The simplest form is disabling the blend state, like:
[CustomShader]
blend = disable
To do something more advanced you may specify an arbitrary blend mode (any option can be omitted to use the default documented in MSDN):
[CustomShader]
blend = OP SRC DST
alpha = OP SRC DST
mask = 0xff
alpha_to_coverage = 1
blend_factor[0] = 0.5
blend_factor[1] = 1.2
blend_factor[2] = 3.25
blend_factor[3] = 5.0
sample_mask = 0xff00ff00
Where OP is one of:
ADD, SUBTRACT, REV_SUBTRACT, MIN, MAX
SRC and DST are of:
ZERO, ONE, SRC_COLOR, INV_SRC_COLOR, SRC_ALPHA, INV_SRC_ALPHA,
DEST_ALPHA, INV_DEST_ALPHA, DEST_COLOR, INV_DEST_COLOR,
SRC_ALPHA_SAT, BLEND_FACTOR, INV_BLEND_FACTOR, SRC1_COLOR,
INV_SRC1_COLOR, SRC1_ALPHA, INV_SRC1_ALPHA
Refer to MSDN for the meanings of these:
https://msdn.microsoft.com/en-us/library/windows/desktop/ff476086(v=vs.85).aspx
https://msdn.microsoft.com/en-us/library/windows/desktop/ff476088(v=vs.85).aspx
When specified like the above, blend, alpha and mask set the blend mode for all render targets.
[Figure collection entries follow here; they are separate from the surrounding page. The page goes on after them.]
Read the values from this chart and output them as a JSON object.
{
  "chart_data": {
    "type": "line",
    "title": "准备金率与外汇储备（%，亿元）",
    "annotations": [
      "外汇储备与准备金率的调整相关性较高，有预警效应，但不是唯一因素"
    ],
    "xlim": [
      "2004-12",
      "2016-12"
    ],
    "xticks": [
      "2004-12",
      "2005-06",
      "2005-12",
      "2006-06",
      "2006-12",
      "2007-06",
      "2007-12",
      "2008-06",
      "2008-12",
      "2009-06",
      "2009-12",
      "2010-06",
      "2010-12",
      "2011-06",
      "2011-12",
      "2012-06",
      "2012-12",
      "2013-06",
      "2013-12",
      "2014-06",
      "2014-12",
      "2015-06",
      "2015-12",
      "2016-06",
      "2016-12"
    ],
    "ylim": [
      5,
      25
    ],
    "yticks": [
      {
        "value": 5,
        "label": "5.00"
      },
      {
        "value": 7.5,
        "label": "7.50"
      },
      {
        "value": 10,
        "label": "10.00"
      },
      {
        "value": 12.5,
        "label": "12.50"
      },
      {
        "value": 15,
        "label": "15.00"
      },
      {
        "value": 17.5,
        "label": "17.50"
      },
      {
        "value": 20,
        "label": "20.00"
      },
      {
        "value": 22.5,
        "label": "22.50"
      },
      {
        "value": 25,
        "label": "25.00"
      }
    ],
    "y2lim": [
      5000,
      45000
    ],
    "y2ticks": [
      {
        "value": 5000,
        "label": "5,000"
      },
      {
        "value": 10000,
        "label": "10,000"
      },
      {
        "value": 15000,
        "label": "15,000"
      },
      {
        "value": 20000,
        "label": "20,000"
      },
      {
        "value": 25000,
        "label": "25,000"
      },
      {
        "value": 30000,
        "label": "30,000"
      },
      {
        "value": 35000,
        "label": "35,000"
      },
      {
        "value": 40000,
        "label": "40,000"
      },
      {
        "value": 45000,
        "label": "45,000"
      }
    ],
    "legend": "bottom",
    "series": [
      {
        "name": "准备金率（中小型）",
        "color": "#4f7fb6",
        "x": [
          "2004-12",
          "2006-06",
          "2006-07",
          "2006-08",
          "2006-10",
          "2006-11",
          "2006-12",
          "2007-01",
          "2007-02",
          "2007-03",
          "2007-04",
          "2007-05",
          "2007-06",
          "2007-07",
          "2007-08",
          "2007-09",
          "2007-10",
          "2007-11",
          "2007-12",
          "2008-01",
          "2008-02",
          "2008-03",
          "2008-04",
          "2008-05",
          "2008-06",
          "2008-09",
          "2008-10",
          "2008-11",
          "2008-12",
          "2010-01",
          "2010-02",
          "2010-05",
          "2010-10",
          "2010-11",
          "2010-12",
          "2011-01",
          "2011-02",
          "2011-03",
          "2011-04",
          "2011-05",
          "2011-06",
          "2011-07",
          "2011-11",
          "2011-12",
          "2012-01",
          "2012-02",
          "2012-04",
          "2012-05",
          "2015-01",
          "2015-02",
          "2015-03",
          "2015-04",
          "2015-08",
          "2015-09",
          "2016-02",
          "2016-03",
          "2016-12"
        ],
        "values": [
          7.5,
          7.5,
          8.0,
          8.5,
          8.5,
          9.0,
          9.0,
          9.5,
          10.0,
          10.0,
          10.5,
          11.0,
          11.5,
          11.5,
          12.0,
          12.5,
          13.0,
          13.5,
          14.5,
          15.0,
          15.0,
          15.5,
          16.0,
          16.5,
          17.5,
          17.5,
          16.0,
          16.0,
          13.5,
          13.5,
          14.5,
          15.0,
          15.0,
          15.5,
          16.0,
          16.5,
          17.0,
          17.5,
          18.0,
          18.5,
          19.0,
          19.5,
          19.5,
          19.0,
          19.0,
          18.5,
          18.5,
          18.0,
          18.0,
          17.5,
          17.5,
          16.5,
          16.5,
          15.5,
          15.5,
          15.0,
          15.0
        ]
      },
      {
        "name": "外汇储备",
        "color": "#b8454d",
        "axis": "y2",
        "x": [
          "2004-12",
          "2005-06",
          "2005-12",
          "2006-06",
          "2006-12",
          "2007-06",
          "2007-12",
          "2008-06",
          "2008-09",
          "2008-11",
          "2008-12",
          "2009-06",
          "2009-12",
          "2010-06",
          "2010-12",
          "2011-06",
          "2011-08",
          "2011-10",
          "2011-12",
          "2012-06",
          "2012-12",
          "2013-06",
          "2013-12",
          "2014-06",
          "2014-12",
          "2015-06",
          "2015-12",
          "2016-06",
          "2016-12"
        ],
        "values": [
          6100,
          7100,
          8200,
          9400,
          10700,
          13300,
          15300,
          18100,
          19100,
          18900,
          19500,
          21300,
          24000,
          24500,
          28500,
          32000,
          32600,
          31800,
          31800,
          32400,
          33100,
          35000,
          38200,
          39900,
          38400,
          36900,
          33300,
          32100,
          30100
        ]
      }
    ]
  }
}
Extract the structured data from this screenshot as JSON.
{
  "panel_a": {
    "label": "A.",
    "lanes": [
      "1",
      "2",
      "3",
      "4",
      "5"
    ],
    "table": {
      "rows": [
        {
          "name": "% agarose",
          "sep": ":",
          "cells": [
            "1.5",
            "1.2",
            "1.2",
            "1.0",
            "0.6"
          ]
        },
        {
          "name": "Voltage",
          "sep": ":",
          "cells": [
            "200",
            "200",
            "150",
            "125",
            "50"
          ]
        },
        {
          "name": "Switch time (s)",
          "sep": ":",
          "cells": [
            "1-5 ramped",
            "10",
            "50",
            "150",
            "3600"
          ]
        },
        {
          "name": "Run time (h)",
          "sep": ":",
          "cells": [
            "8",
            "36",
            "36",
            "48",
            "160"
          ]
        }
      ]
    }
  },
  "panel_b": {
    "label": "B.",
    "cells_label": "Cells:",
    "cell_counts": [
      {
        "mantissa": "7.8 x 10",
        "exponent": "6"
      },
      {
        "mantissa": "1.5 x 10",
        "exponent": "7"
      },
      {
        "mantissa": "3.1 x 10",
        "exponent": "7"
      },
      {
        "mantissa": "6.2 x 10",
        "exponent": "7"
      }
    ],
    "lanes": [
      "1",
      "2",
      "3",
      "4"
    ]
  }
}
To set the blend mode for a specific render target, use blend[0], blend[1], ... blend[7], etc. Both can be specified, the version without the render target will be set on all render targets that did not get set explicitly.
Due to the complexity of these, they are restricted to CustomShader sections for now, though you could call a custom shader and have it effectively replace the original by adding a discard instruction in the original shader.